Among the main requirements of usual practice are these: that the depth of stretchers shall be from one to one and one-half times the rise of the course; that the length shall be not less than two times the rise; that for headers the least dimension shall be the rise, and the length 4 ft. to 5 ft. Sometimes headers are specified in each course, sometimes only in alternate courses. Whether headers occur in each or in alternate courses the spacing should be three or four (depending on length) stretchers between headers. The bond, namely, the distance along a horizontal joint between vertical joints on opposite sides of it, is usually specified to be not less than a certain amount, often 12 in., although this may properly vary with rise of course.
If the rise of the courses is not uniform throughout, appearance of the face as a whole requires that no course should be laid upon or over a course of less rise; also that the decrease in rise should be gradual and uniform.
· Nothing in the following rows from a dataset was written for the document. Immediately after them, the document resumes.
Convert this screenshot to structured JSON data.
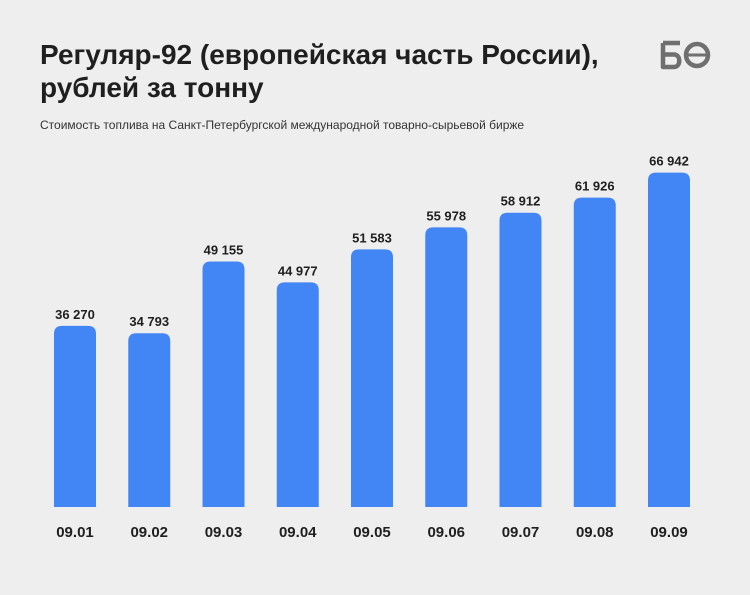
{
  "brand": {
    "logo_text": "БО",
    "logo_color": "#6f6f6f"
  },
  "chart_data": {
    "type": "bar",
    "title": "Регуляр-92 (европейская часть России), рублей за тонну",
    "subtitle": "Стоимость топлива на Санкт-Петербургской международной товарно-сырьевой бирже",
    "categories": [
      "09.01",
      "09.02",
      "09.03",
      "09.04",
      "09.05",
      "09.06",
      "09.07",
      "09.08",
      "09.09"
    ],
    "values": [
      36270,
      34793,
      49155,
      44977,
      51583,
      55978,
      58912,
      61926,
      66942
    ],
    "value_labels": [
      "36 270",
      "34 793",
      "49 155",
      "44 977",
      "51 583",
      "55 978",
      "58 912",
      "61 926",
      "66 942"
    ],
    "bar_color": "#4285f4",
    "grid": false,
    "legend": "none"
  }
}
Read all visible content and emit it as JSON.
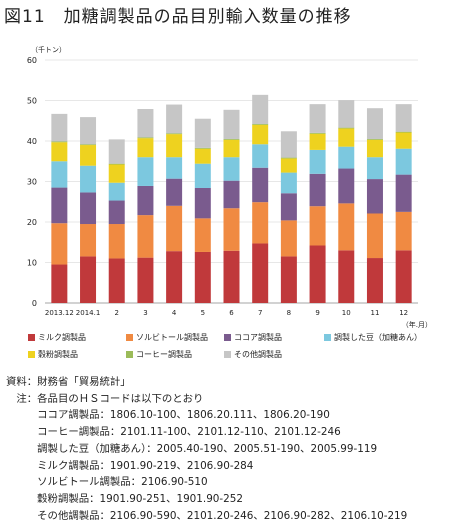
{
  "title": "図11　加糖調製品の品目別輸入数量の推移",
  "chart_data": {
    "type": "bar",
    "stacked": true,
    "unit_label": "（千トン）",
    "xunit_label": "（年.月）",
    "categories": [
      "2013.12",
      "2014.1",
      "2",
      "3",
      "4",
      "5",
      "6",
      "7",
      "8",
      "9",
      "10",
      "11",
      "12"
    ],
    "ylim": [
      0,
      60
    ],
    "yticks": [
      0,
      10,
      20,
      30,
      40,
      50,
      60
    ],
    "grid": true,
    "legend_position": "bottom",
    "series": [
      {
        "name": "ミルク調製品",
        "color": "#c0393b",
        "values": [
          9.5,
          11.5,
          11.0,
          11.2,
          12.8,
          12.6,
          12.9,
          14.7,
          11.5,
          14.2,
          13.0,
          11.1,
          13.0
        ]
      },
      {
        "name": "ソルビトール調製品",
        "color": "#f08a42",
        "values": [
          10.2,
          8.0,
          8.5,
          10.5,
          11.2,
          8.3,
          10.5,
          10.2,
          8.9,
          9.7,
          11.6,
          11.0,
          9.5
        ]
      },
      {
        "name": "ココア調製品",
        "color": "#7a5b8e",
        "values": [
          8.8,
          7.8,
          5.8,
          7.2,
          6.7,
          7.5,
          6.8,
          8.5,
          6.7,
          8.0,
          8.6,
          8.5,
          9.2
        ]
      },
      {
        "name": "調製した豆（加糖あん）",
        "color": "#7cc8df",
        "values": [
          6.5,
          6.6,
          4.4,
          7.1,
          5.3,
          6.0,
          5.8,
          5.8,
          5.1,
          5.9,
          5.4,
          5.4,
          6.4
        ]
      },
      {
        "name": "穀粉調製品",
        "color": "#eed21f",
        "values": [
          4.7,
          5.1,
          4.5,
          4.7,
          5.7,
          3.7,
          4.3,
          4.8,
          3.5,
          4.0,
          4.5,
          4.3,
          4.0
        ]
      },
      {
        "name": "コーヒー調製品",
        "color": "#9bbb59",
        "values": [
          0.2,
          0.2,
          0.2,
          0.2,
          0.2,
          0.2,
          0.2,
          0.2,
          0.2,
          0.2,
          0.2,
          0.2,
          0.2
        ]
      },
      {
        "name": "その他調製品",
        "color": "#c6c6c6",
        "values": [
          6.8,
          6.7,
          6.0,
          7.0,
          7.1,
          7.2,
          7.2,
          7.2,
          6.5,
          7.1,
          6.8,
          7.6,
          6.8
        ]
      }
    ]
  },
  "notes": [
    "資料：財務省「貿易統計」",
    "　注：各品目のＨＳコードは以下のとおり",
    "　　　ココア調製品：1806.10-100、1806.20.111、1806.20-190",
    "　　　コーヒー調製品：2101.11-100、2101.12-110、2101.12-246",
    "　　　調製した豆（加糖あん）：2005.40-190、2005.51-190、2005.99-119",
    "　　　ミルク調製品：1901.90-219、2106.90-284",
    "　　　ソルビトール調製品：2106.90-510",
    "　　　穀粉調製品：1901.90-251、1901.90-252",
    "　　　その他調製品：2106.90-590、2101.20-246、2106.90-282、2106.10-219"
  ]
}
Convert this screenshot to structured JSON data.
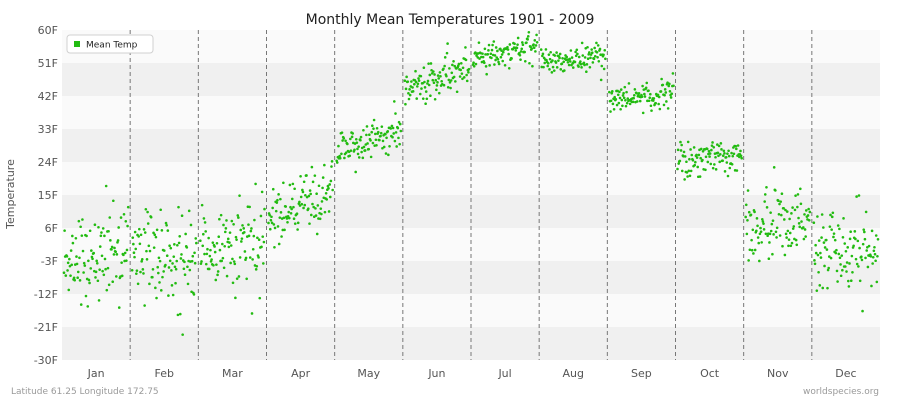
{
  "chart_data": {
    "type": "scatter",
    "title": "Monthly Mean Temperatures 1901 - 2009",
    "ylabel": "Temperature",
    "xlabel": "",
    "ylim": [
      -30,
      60
    ],
    "yticks": [
      -30,
      -21,
      -12,
      -3,
      6,
      15,
      24,
      33,
      42,
      51,
      60
    ],
    "ytick_labels": [
      "-30F",
      "-21F",
      "-12F",
      "-3F",
      "6F",
      "15F",
      "24F",
      "33F",
      "42F",
      "51F",
      "60F"
    ],
    "categories": [
      "Jan",
      "Feb",
      "Mar",
      "Apr",
      "May",
      "Jun",
      "Jul",
      "Aug",
      "Sep",
      "Oct",
      "Nov",
      "Dec"
    ],
    "grid": "horizontal bands, dashed vertical month separators",
    "legend_position": "top-left",
    "series": [
      {
        "name": "Mean Temp",
        "color": "#22bb11",
        "points_per_month": 109,
        "month_mean": [
          -1,
          -2,
          1,
          12,
          30,
          47,
          54,
          52,
          42,
          25,
          7,
          -1
        ],
        "month_spread": [
          6.5,
          6,
          5.5,
          4,
          3,
          2.5,
          2,
          1.8,
          1.8,
          2.5,
          5,
          6
        ],
        "month_trend": [
          4,
          -1,
          5,
          7,
          6,
          5,
          4,
          1,
          2,
          2,
          2,
          1
        ]
      }
    ]
  },
  "footer": {
    "left": "Latitude 61.25 Longitude 172.75",
    "right": "worldspecies.org"
  }
}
There may be other minor requirements some of which come within the usual understanding of masons and inspectors as to what constitutes "good practice" or "workmanlike manner." There are also many ways of wording clauses of specifications in order to secure work of the character outlined by the foregoing main requirements. For instance, we may specify that a certain percentage of the face area shall be headers. While each of these clauses may be admirable in itself, a combination of them should be scrutinized carefully to see that they do not conflict, or that they are not unnecessarily restrictive. In other words, in any specifications whatsoever, specify the desired standard with as few clauses as possible, and see that they do not conflict nor specify two things.
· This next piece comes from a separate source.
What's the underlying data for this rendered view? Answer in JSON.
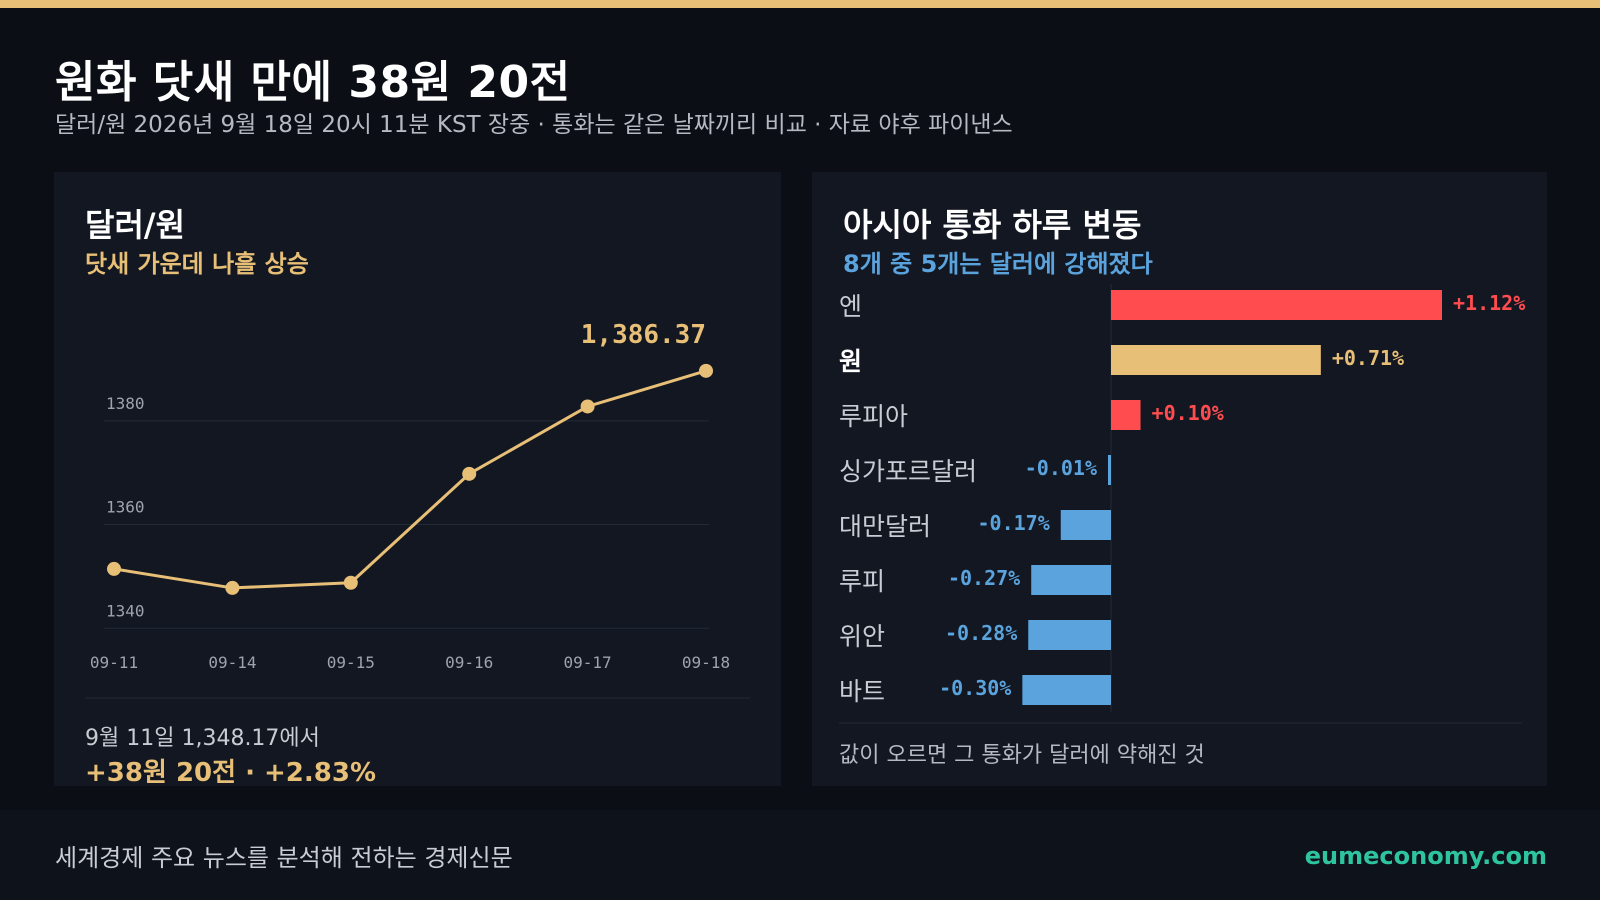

A case in point was the specification for the upstream face work of a recent important dam. Apparently all the clauses that occurred to the writer of the specification, each of them unobjectionable and often to be met with, had been so combined that if all had been literally and exactly observed, the builder would have been limited to two sizes of stone (a stretcher and a header) in the entire face. In reality the quality of work which the writer had in mind would have permitted quite a departure from such a standard. Such a combination of clauses leaves a prospective bidder in doubt as to how many and which clauses are to be enforced, and can but have a marked adverse effect upon the price bid. This is especially true when it is proposed to obtain the face stone from a still unopened quarry in connection with the dam.